Another study investigated values of 1 RM in squat, jump height, and sprint performance in female soccer players and found no significant drop after 12 weeks, probably due to high adherence to the home training program [32]. On the other hand, a significant reduction in knee flexor strength was detected after 25 days of confinement at home by other researchers [11]. The difference between the results can be explained by the fact that eccentric strength is more susceptible to decreases compared to other neuromuscular factors. Our results supported that conclusion.

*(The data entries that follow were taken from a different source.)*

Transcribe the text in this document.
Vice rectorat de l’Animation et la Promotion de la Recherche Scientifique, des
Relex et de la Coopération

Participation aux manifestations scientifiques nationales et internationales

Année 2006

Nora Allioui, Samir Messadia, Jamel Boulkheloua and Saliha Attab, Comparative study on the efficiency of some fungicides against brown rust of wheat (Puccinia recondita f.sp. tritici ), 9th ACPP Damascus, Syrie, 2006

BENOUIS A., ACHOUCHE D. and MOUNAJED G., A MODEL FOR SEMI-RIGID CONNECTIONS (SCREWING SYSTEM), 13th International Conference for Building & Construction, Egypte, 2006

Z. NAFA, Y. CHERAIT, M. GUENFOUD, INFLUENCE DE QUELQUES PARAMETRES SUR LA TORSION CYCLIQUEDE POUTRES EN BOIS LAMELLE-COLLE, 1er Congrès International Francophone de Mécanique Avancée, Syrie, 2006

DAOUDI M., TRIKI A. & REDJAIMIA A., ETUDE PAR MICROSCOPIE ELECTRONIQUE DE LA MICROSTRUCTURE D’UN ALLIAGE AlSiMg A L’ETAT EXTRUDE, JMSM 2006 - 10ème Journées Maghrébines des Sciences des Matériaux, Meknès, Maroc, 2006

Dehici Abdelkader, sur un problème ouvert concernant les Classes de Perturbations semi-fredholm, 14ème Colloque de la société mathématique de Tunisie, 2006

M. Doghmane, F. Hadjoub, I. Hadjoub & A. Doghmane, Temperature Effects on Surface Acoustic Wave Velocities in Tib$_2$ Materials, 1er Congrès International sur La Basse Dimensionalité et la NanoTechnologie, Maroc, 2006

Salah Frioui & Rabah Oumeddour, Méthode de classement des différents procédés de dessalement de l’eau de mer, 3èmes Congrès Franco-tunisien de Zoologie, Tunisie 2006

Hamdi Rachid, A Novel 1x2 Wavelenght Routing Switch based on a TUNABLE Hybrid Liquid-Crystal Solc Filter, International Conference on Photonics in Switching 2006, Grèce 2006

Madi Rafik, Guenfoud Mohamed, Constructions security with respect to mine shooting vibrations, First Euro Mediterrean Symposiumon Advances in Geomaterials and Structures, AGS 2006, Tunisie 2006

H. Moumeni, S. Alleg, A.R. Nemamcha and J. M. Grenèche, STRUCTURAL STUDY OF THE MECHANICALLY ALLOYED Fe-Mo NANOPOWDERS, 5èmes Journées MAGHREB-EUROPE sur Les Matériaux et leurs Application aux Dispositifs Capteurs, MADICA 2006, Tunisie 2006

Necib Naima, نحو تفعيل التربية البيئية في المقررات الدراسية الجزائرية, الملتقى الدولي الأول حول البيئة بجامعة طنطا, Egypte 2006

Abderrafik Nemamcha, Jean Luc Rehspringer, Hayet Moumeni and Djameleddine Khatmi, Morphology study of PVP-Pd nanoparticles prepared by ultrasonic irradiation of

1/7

Researchers expected that the restrictions caused by COVID-19 would lead to training interruption and, consequently, to physiological detraining during the pandemic, highlighting the potential effect of the confinement period on neuromuscular characteristics [33, 34]. During the lockdown period, there were severe training restrictions and a substantial reduction in the overall level of physical activity for almost all individuals. However, our results demonstrate that there was no such significant reduction in the strength level (isokinetic torque) in team A, as reported in previous research on detraining [33, 35]. This can be justified as players of both teams did not completely interrupt their training routine, which may have contributed to attenuating the effect of detraining.

Similar to our findings, a previous study demonstrated that a group of semiprofessional soccer players had their knee flexor strength reduced after 25 days of confinement caused by COVID-19. However, these findings are not directly comparable, since the measurement in that study was made through the Nordic flexion exercise, which differs from our study, even though both tests are capable to assess the eccentric strength of the knee flexors. Even though eccentric strength has been shown to be more susceptible to decline compared to other neuromuscular factors [36].

As eccentric contractions of knee flexors are directly related to functional H/Q ratios and this index is regularly used as a predictor of muscular injury risk, the decline of knee flexor torque becomes an important characteristic to be avoided during a quarantine period. Our results have shown that the functional H/Q ratio was largely affected on team B, in accordance with its own decline in eccentric flexor peak torque. In this case, the absence of enough motivational support from the coaches cannot only negatively the players' strength but also increase their muscular injury risk.

In the context of sport, the time period resulting from the suspension of sports practice, associated with cognitive anxiety and self-determined motivations for returning to competition, can impair athletic performance and increase the risk of future injuries [37]. It is noteworthy that differences in perceived stress, emotional state, and personality variables were related between athletes less motivated to train compared to athletes who do not report changes in their motivational states, which may be an additional factor to the difference between teams A and B in our study [38].

Overall, our results are in accordance with previous research, which suggests the need for motivational practices from coaches to increase adherence towards their teams training strategy, thus avoiding athletic performance decline during exceptional contexts [38]. As seen from a similar study [38], suggesting that athletes, even receiving emotional support with training routines programmed with schedules and applications, still reported the need for more support from their coaches and trainers.

5. Conclusions

Our results showed that the eccentric strength of knee flexors was significantly reduced in the group that did not get frequent monitoring of the training regimen during the confinement period. Remote monitoring programs are recommended so that athletes are less affected by the deleterious effects of confinement. The increase in cognitive-behavioral interventions can be an efficient strategy to collaborate with motivational and psychological aspects and return to sport.